You’d have to be living under a rock not to have heard of the new National Anthem video featuring hearing and speech impaired children. A tear-jerking concept, probably India’s first silent representation of the Anthem, features the children signing the words in tandem with the melody. People in cinema halls remain standing long after the final bars are played, and often erupt into resounding applause.
And while compliments have been pouring in for the team behind the concept, few know that it almost didn’t happen. According to the ad film’s director, Amit Sharma of Chrome Pictures, the Censor Board played truant while giving the film the go-ahead. “I was told that the Censor Board had given us the censor certificate, but then cancelled it. The reason they gave was that while Jana Gana Mana… is being played, how could children move their hands?”
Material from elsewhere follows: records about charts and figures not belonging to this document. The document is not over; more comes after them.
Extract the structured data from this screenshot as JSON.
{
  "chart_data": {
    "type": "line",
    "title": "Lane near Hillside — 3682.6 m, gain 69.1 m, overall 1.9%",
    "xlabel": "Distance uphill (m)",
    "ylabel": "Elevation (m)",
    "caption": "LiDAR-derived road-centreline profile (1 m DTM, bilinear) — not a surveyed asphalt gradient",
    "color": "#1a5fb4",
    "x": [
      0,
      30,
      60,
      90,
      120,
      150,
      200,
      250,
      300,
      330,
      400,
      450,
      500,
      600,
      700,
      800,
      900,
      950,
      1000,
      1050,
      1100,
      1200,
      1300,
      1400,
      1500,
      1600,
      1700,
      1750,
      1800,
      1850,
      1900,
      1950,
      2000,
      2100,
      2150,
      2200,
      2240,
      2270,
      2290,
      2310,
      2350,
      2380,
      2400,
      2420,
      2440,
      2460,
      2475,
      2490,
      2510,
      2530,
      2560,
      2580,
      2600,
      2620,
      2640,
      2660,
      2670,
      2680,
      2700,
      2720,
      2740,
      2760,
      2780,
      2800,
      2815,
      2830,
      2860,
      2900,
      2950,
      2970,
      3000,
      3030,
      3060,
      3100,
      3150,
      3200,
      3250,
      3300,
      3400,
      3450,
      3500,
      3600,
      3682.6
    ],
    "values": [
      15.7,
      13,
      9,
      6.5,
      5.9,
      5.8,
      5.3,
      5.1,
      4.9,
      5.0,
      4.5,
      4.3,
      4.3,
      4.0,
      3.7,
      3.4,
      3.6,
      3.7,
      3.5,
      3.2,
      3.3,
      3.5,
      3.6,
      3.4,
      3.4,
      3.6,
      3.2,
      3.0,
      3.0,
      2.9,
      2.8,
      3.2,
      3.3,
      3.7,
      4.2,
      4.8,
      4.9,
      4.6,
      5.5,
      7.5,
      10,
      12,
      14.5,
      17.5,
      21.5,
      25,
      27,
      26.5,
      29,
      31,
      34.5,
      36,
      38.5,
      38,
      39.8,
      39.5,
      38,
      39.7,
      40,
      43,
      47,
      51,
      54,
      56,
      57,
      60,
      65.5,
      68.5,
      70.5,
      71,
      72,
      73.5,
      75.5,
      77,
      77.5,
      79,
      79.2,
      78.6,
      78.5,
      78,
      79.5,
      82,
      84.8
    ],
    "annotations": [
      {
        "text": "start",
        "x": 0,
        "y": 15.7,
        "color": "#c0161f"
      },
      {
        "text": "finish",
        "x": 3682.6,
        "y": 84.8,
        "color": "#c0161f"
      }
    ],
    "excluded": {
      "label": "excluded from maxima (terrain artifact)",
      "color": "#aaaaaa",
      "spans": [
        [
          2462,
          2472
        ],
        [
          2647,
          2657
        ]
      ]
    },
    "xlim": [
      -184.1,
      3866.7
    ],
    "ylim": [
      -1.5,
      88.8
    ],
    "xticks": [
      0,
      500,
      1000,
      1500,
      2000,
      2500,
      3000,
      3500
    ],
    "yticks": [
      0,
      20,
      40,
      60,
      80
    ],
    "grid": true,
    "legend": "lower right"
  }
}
Obviously shocked, Sharma appealed to the board, which then directed him to the Home Ministry. “I said their objection made no sense. How else were these kids supposed to sing the Anthem? What about videos where singers like Lata Mangeshkar and Asha Bhosle are also moving?”
Luckily for Sharma, his pleas were heard and the film was passed. Bobby Pawar, chief creative officer, Mudra Group, the team who created the concept for Big Cinemas, confirms the events: “I believe someone on the Censor Board had that objection. But what matters is that in the end, the right decision prevailed. The board is an important body which has to do its due diligence, especially keeping in mind the sanctity of the National Anthem.”
Controversy aside, Sharma maintains that the result has been more than satisfying. “I was apprehensive while shooting it, because as an Indian, I would have felt bad if someone were to mess up the National Anthem. But when I saw the joy and excitement of these kids, it really pushed me to do my best. This video is a celebration of their spirit.”